Brand Design
12 Jul, 2026
Street art offers a great perspective on branding, showing how the strongest visual identities evolve through context, continuity, and change.
We often romanticize the idea of designing from scratch. As designers, we imagine the perfect scenario: a blank canvas, complete creative freedom, and the opportunity to build something entirely new.
In reality, very few projects begin this way. More often than not, we inherit an existing brand, a visual language people have already learned to recognize, and years of decisions that have shaped how that brand is perceived.
Some of those decisions are brilliant, others less so, but together they represent something incredibly valuable: familiarity.

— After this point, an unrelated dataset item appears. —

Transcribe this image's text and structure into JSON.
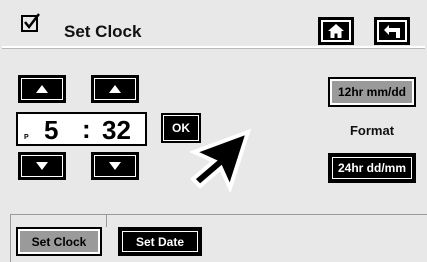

As designers, our role isn't to erase that history in pursuit of something new. It's to understand it, respect it, and evolve it into something stronger. The best branding projects aren't the ones that replace everything that came before; they're the ones that find a way for the past and the future to coexist.

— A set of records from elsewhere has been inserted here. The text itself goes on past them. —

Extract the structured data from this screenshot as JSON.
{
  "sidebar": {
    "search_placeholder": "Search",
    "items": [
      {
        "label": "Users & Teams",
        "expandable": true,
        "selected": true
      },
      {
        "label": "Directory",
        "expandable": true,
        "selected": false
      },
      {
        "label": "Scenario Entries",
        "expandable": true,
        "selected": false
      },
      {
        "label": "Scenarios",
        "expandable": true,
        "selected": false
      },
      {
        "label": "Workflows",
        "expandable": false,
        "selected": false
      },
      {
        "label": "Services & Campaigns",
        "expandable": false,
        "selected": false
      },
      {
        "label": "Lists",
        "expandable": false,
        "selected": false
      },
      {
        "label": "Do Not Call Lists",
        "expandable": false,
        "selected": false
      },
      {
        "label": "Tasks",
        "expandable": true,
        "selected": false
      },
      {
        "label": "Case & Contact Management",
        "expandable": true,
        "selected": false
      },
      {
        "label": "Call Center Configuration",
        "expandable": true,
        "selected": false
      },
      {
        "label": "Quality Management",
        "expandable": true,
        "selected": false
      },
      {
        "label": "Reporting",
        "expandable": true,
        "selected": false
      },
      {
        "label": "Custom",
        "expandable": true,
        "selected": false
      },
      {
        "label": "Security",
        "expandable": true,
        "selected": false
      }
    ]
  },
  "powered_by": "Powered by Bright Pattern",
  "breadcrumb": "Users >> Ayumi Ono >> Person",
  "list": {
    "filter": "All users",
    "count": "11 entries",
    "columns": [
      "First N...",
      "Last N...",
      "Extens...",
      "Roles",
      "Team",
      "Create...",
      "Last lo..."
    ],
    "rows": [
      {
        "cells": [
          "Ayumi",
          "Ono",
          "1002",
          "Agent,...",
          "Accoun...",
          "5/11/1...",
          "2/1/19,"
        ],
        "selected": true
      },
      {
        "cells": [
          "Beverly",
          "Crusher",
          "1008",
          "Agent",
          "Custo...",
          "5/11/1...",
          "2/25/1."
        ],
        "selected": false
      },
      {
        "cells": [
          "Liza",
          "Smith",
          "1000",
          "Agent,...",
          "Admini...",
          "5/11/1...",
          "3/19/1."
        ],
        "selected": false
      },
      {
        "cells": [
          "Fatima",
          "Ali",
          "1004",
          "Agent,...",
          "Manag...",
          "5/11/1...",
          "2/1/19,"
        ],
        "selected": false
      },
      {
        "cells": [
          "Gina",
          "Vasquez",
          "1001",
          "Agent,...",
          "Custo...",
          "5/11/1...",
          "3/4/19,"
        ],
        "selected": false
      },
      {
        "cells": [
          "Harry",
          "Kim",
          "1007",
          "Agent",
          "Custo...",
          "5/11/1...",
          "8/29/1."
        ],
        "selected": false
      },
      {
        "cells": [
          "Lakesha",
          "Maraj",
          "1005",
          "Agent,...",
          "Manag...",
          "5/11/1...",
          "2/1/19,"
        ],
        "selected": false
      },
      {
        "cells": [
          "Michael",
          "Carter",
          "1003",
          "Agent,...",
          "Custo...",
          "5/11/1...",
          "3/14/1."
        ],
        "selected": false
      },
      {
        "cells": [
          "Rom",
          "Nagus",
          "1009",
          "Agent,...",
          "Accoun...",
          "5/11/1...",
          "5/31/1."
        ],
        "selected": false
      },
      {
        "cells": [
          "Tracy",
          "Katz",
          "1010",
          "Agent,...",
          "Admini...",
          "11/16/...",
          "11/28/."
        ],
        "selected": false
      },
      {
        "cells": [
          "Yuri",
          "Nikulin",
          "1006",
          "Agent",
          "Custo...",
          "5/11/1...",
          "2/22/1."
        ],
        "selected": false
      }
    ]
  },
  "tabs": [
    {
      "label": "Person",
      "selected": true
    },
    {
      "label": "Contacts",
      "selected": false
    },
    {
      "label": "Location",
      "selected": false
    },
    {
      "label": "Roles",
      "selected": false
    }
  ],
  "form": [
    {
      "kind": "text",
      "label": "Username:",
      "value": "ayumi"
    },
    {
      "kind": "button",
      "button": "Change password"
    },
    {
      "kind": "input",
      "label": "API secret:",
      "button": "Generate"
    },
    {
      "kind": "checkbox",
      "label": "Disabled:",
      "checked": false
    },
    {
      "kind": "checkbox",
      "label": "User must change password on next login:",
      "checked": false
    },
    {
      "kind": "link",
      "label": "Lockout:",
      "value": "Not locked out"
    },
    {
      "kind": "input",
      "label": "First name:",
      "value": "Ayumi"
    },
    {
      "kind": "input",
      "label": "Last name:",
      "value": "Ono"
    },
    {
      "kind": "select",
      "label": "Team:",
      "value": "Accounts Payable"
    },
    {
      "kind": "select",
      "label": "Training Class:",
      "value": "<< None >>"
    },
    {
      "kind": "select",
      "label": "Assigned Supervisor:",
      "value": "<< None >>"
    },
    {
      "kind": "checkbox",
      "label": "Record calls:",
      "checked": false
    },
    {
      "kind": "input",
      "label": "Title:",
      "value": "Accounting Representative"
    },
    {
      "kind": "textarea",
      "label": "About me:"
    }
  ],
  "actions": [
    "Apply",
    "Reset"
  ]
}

Looking at the streets of Los Angeles, I found myself thinking about this idea over and over again. The most interesting walls weren't the pristine murals, they were the ones that had accumulated years of interventions, where every artist had responded to what was already there instead of pretending it didn't exist.
Arts district, Los Angeles
Arts district, Los Angeles
"Great branding isn't about replacing what came before; it's about understanding what deserves to stay, what should evolve, and how the old and the new can coexist."
I started thinking about this after watching a talk by Ella Rochelle-Lawton (Watch the talk). During the talk, Ella drew a fascinating parallel between street art and design. Street artists rarely work on empty walls.
Every intervention responds to a context that already exists. The palette is influenced by the neighborhood, the scale by the surrounding architecture, and the composition by the posters, stickers, murals, and tags that have accumulated over time. Instead of treating those elements as obstacles, street artists embrace them. Every new piece becomes another layer in an ongoing visual conversation.
The more I reflected on that idea, the more I realized it extends far beyond street art. It's also a beautiful way to think about branding. Just like a wall in a city, every brand already carries history, recognition, and meaning before we ever touch it.
Venice Beach, Los Angeles
Downtown, Los Angeles
This is why the strongest brands don't reinvent themselves every time they evolve. They build upon what people already know.
A successful rebrand isn't about proving how different you can make something look; it's about knowing what deserves to remain familiar while carefully introducing what's next. Some visual elements become anchors, while others are refined or replaced. It's a delicate balance between continuity and change.
Street artists understand this instinctively. They don't try to erase the identity of a place; they contribute to it. Their work acknowledges everything that came before while adding something new to the story.
Branding works best when it follows the same principle. Rather than imposing a completely new visual language, great designers elevate what's already there, making the overall identity feel richer, clearer, and more cohesive.
Some of the most enduring visual identities follow exactly the same principle. Rather than being redesigned from scratch every few years, they evolve gradually, preserving what makes them recognizable while continuously adapting to new contexts.
One of my favorite examples is Paula Scher's identity for The Public Theater. Over the years it has expanded across posters, environmental graphics, digital experiences, campaigns, and countless productions, yet it still feels unmistakably like the same brand. The identity hasn't remained static, it has simply grown by adding new layers.
Public Theater Posters by Paula Sher, Pentagram
Perhaps the most interesting parallel comes after the work is finished. The moment a brand is launched, it begins a life of its own. New designers join the team, agencies reinterpret the guidelines, marketing teams create new assets, products evolve, and clients inevitably introduce changes that weren't part of the original vision.
Over time, the identity becomes the result of many different hands, each adding their own layer to the brand. Whether that evolution strengthens or weakens the brand depends on more than a well-crafted set of guidelines. It depends on the strength of the underlying idea.
A strong visual identity remains recognizable even as it evolves because its principles are clear enough for others to understand and build upon. In many ways, the true test of a brand isn't how faithfully it reflects the original designer's work, but how gracefully it survives everyone else's.
Public Theater Posters by Paula Sher, Pentagram
"The true test of a brand isn't how faithfully it reflects the original designer's work, but how gracefully it survives everyone else's."
Maybe that's the biggest lesson street art has to offer. Street artists don't expect their work to remain untouched forever. They know it will eventually be painted over, restored, expanded, challenged, or reinterpreted by someone else. Rather than seeing that as a loss of control, it's simply part of the process.
Perhaps branding should embrace the same mindset. Instead of trying to create identities that remain frozen in time, we should aim to create identities that are resilient enough to evolve without losing what made them distinctive in the first place.
Because great branding isn't about creating something that never changes. It's about creating something that continues to feel true, even as others add their own layers to the story.